Ultimately, with regard to sustainability and environmental-friendliness in fashion, what matters most is being wholly aware of what you’re buying, where it’s made and WHO makes it. As long as you’re conscious of that, and you make choices based on that knowledge, you’re doing the right thing. You know…trying not to buy things just for one or two occasions, or because it’s trendy – buying things that you love, and you know you’ll wear a lot… The key is knowing the TRUE cost of the items you’re buying, and making sure that you get the most value out of the item for both the dollar amount that you paid + the environmental/human costs involved in producing it.
What’s your shopping strategy lately? How has it changed over time?

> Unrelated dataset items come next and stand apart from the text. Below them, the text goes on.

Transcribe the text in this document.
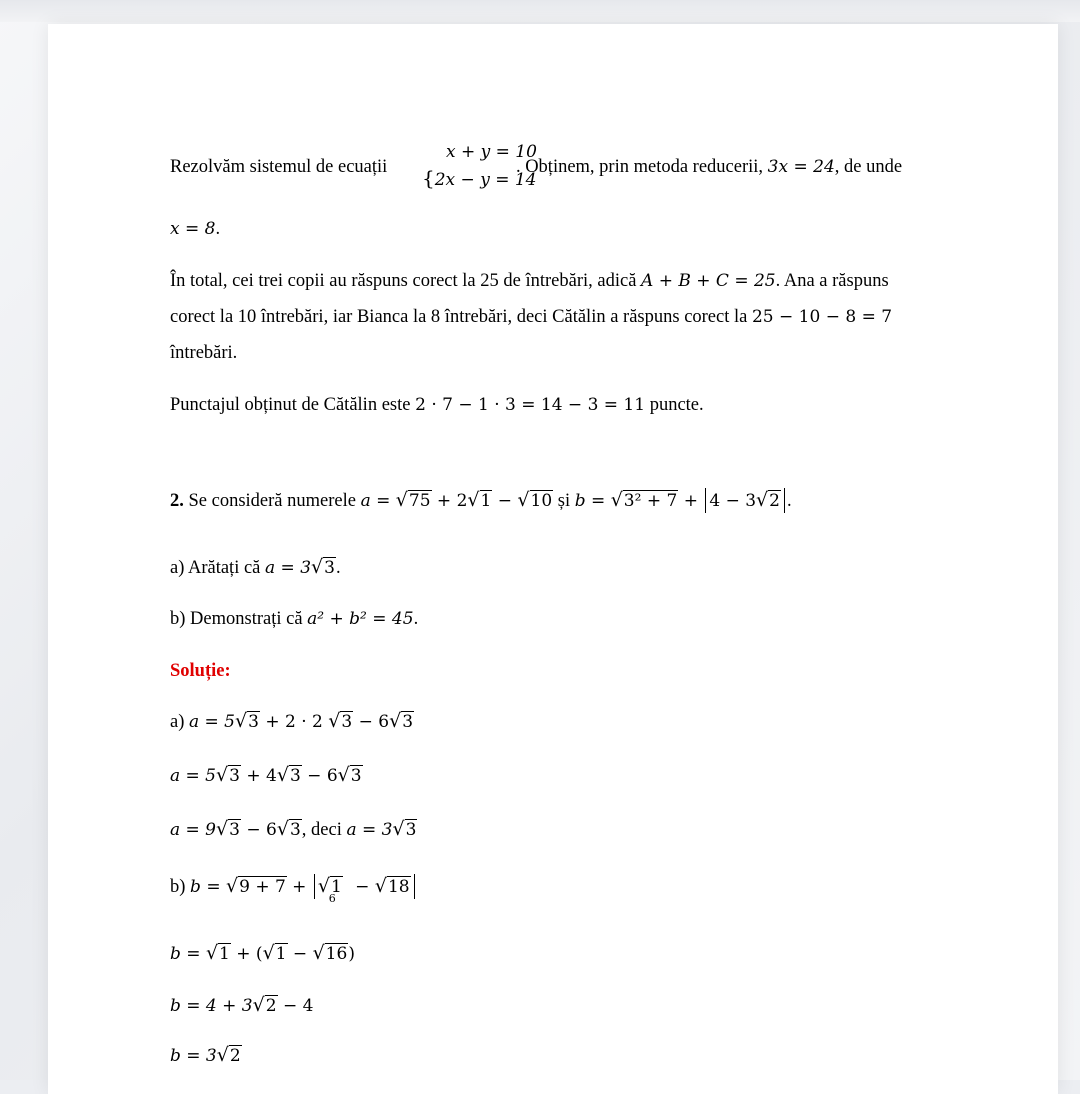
Rezolvăm sistemul de ecuații	. Obținem, prin metoda reducerii, 3x = 24, de unde
x + y = 10
{2x − y = 14
x = 8.
În total, cei trei copii au răspuns corect la 25 de întrebări, adică A + B + C = 25. Ana a răspuns
corect la 10 întrebări, iar Bianca la 8 întrebări, deci Cătălin a răspuns corect la 25 − 10 − 8 = 7
întrebări.
Punctajul obținut de Cătălin este 2 · 7 − 1 · 3 = 14 − 3 = 11 puncte.
2. Se consideră numerele a = √75 + 2√1 − √10 și b = √3² + 7 + 4 − 3√2 .
a) Arătați că a = 3√3.
b) Demonstrați că a² + b² = 45.
Soluție:
a) a = 5√3 + 2 · 2 √3 − 6√3
a = 5√3 + 4√3 − 6√3
a = 9√3 − 6√3, deci a = 3√3
b) $b = √9 + 7 + √1_6 - √18$
b = √1 + (√1 − √16)
b = 4 + 3√2 − 4
b = 3√2
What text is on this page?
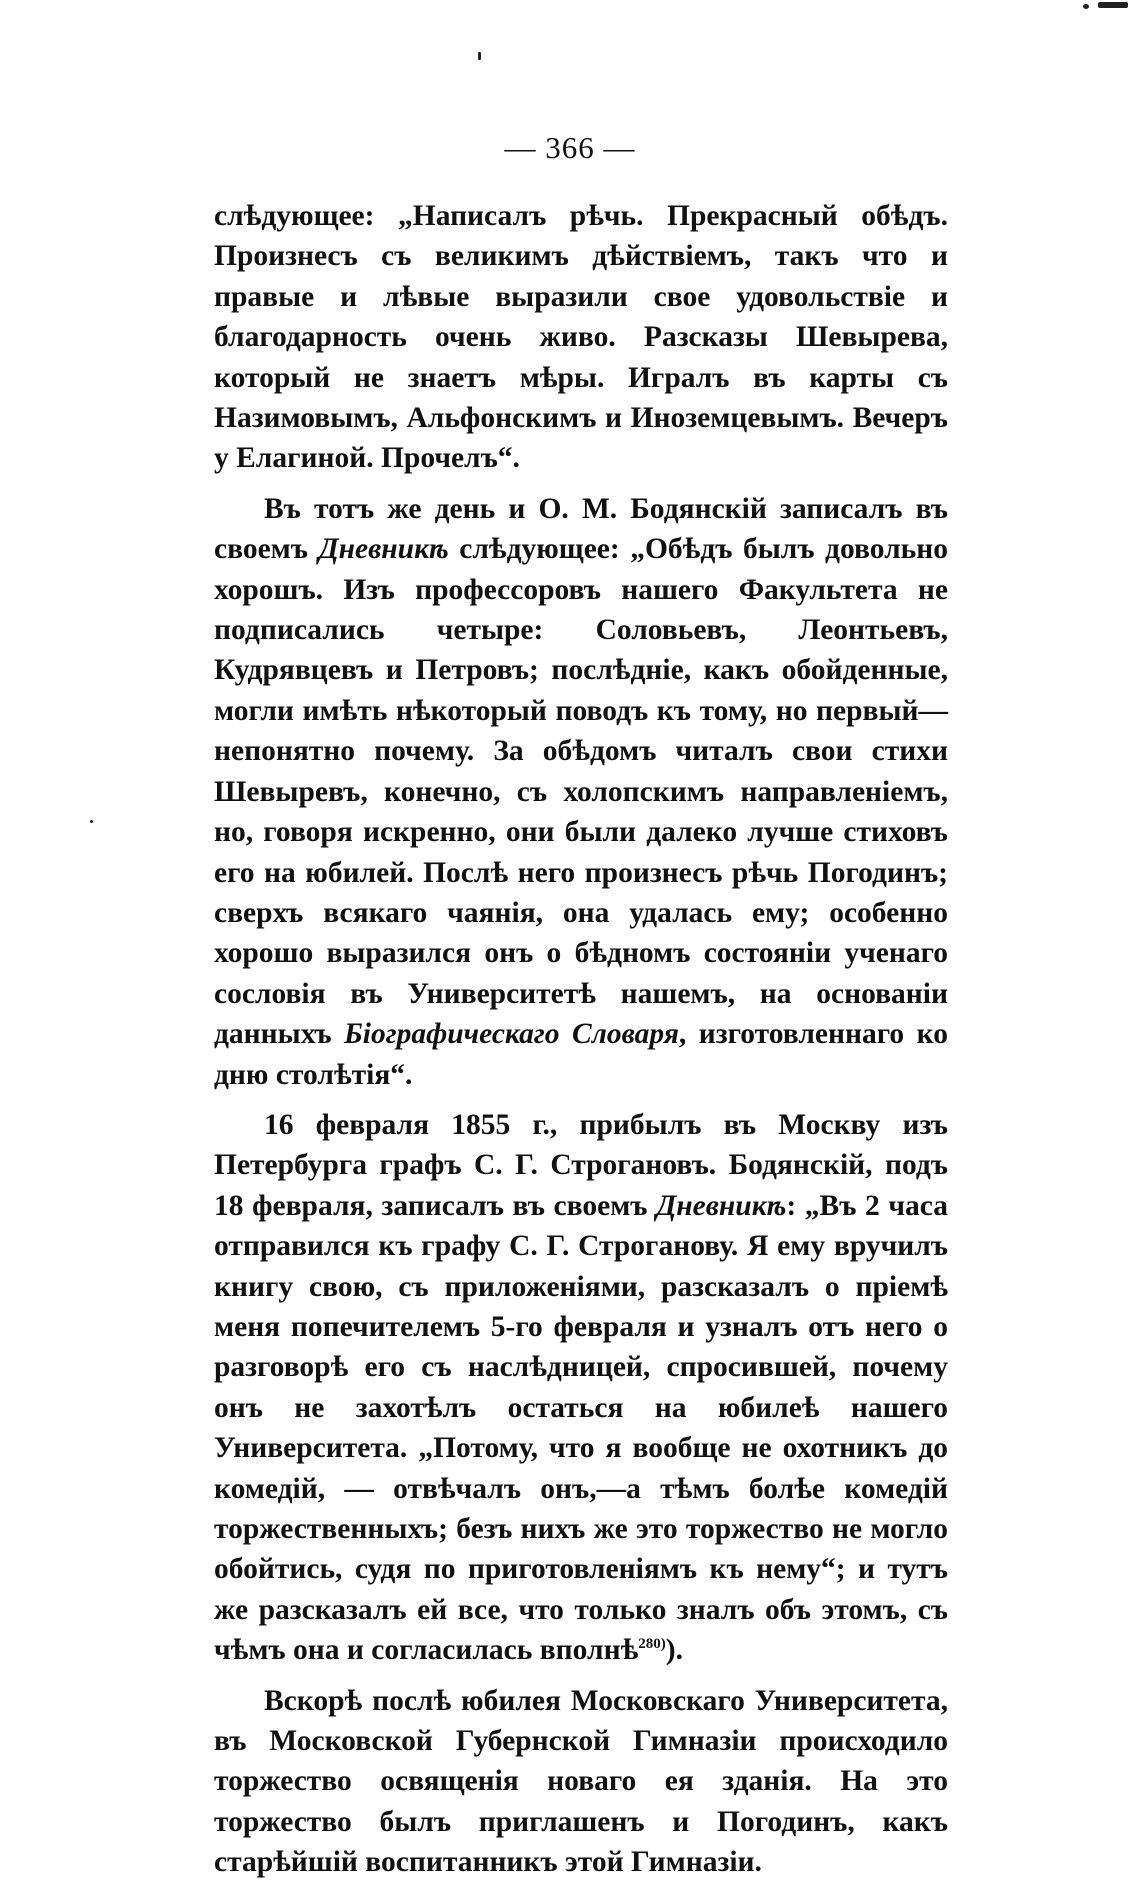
— 366 —

слѣдующее: „Написалъ рѣчь. Прекрасный обѣдъ. Произнесъ съ великимъ дѣйствіемъ, такъ что и правые и лѣвые выразили свое удовольствіе и благодарность очень живо. Разсказы Шевырева, который не знаетъ мѣры. Игралъ въ карты съ Назимовымъ, Альфонскимъ и Иноземцевымъ. Вечеръ у Елагиной. Прочелъ“.

Въ тотъ же день и О. М. Бодянскій записалъ въ своемъ Дневникѣ слѣдующее: „Обѣдъ былъ довольно хорошъ. Изъ профессоровъ нашего Факультета не подписались четыре: Соловьевъ, Леонтьевъ, Кудрявцевъ и Петровъ; послѣдніе, какъ обойденные, могли имѣть нѣкоторый поводъ къ тому, но первый—непонятно почему. За обѣдомъ читалъ свои стихи Шевыревъ, конечно, съ холопскимъ направленіемъ, но, говоря искренно, они были далеко лучше стиховъ его на юбилей. Послѣ него произнесъ рѣчь Погодинъ; сверхъ всякаго чаянія, она удалась ему; особенно хорошо выразился онъ о бѣдномъ состояніи ученаго сословія въ Университетѣ нашемъ, на основаніи данныхъ Біографическаго Словаря, изготовленнаго ко дню столѣтія“.

16 февраля 1855 г., прибылъ въ Москву изъ Петербурга графъ С. Г. Строгановъ. Бодянскій, подъ 18 февраля, записалъ въ своемъ Дневникѣ: „Въ 2 часа отправился къ графу С. Г. Строганову. Я ему вручилъ книгу свою, съ приложеніями, разсказалъ о пріемѣ меня попечителемъ 5-го февраля и узналъ отъ него о разговорѣ его съ наслѣдницей, спросившей, почему онъ не захотѣлъ остаться на юбилеѣ нашего Университета. „Потому, что я вообще не охотникъ до комедій, — отвѣчалъ онъ,—а тѣмъ болѣе комедій торжественныхъ; безъ нихъ же это торжество не могло обойтись, судя по приготовленіямъ къ нему“; и тутъ же разсказалъ ей все, что только зналъ объ этомъ, съ чѣмъ она и согласилась вполнѣ$^{280)}$).

Вскорѣ послѣ юбилея Московскаго Университета, въ Московской Губернской Гимназіи происходило торжество освященія новаго ея зданія. На это торжество былъ приглашенъ и Погодинъ, какъ старѣйшій воспитанникъ этой Гимназіи.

Love that skirt! But I don’t want to shop at F21 (now that I’m at my goal weight) so I’ll search elsewhere for a fun geometric pattern maxi skirt (or dress – one I outgrew had a great OpArt pattern and I miss it!)
During my ~9 months of weight loss, Goodwill and other thrift stores were my friend. I got by on a very limited wardrobe (thankfully work is business casual) and changing up the look with accessories I already had) While I’m tempted to go crazy shopping now, I’m still in thrift store mode and trying to stick to a shopping list/wardrobe plan before spending money….
I also think mix and match is a great (sustainable) shopping tactic. However, given the horrendous incident in Bangladesh recently, all stores that have not signed the agreement to (minimally!) protect their workers are off my shopping list. H&M is one of them I think, and ZARA etc I am not sure.
As Kelly said, thrift stores are I think a great alternative for buying cheap, sustainably and high quality clothes.
First off, I have to say how much I LOVE the way you paired your denim shirt with the maxi skirt. I think this TOTALLY shows off your waist and is very flattering! (Hey, if I’m going to complain, I’d better tell you when I like it, right? 😉 ) And second, I love your bangs just a little longer and pushed off to the side…SO cute on you! Now, to the bones of the subject: I have completely come around to your way of thinking about buying American-made garments with longer sustainability because I know where my dollar is going and that it’s not supporting sweat-shops in another country (I’ve stopped shopping at GAP and it’s affiliates completely due to their refusal to sign the Bangladesh agreement). People are worth more to me than anything, so I have to put my money where my mouth is, even if that means spending more and buying less (and isn’t it about time for me to do that anyway???). Love this post, Grechen!!!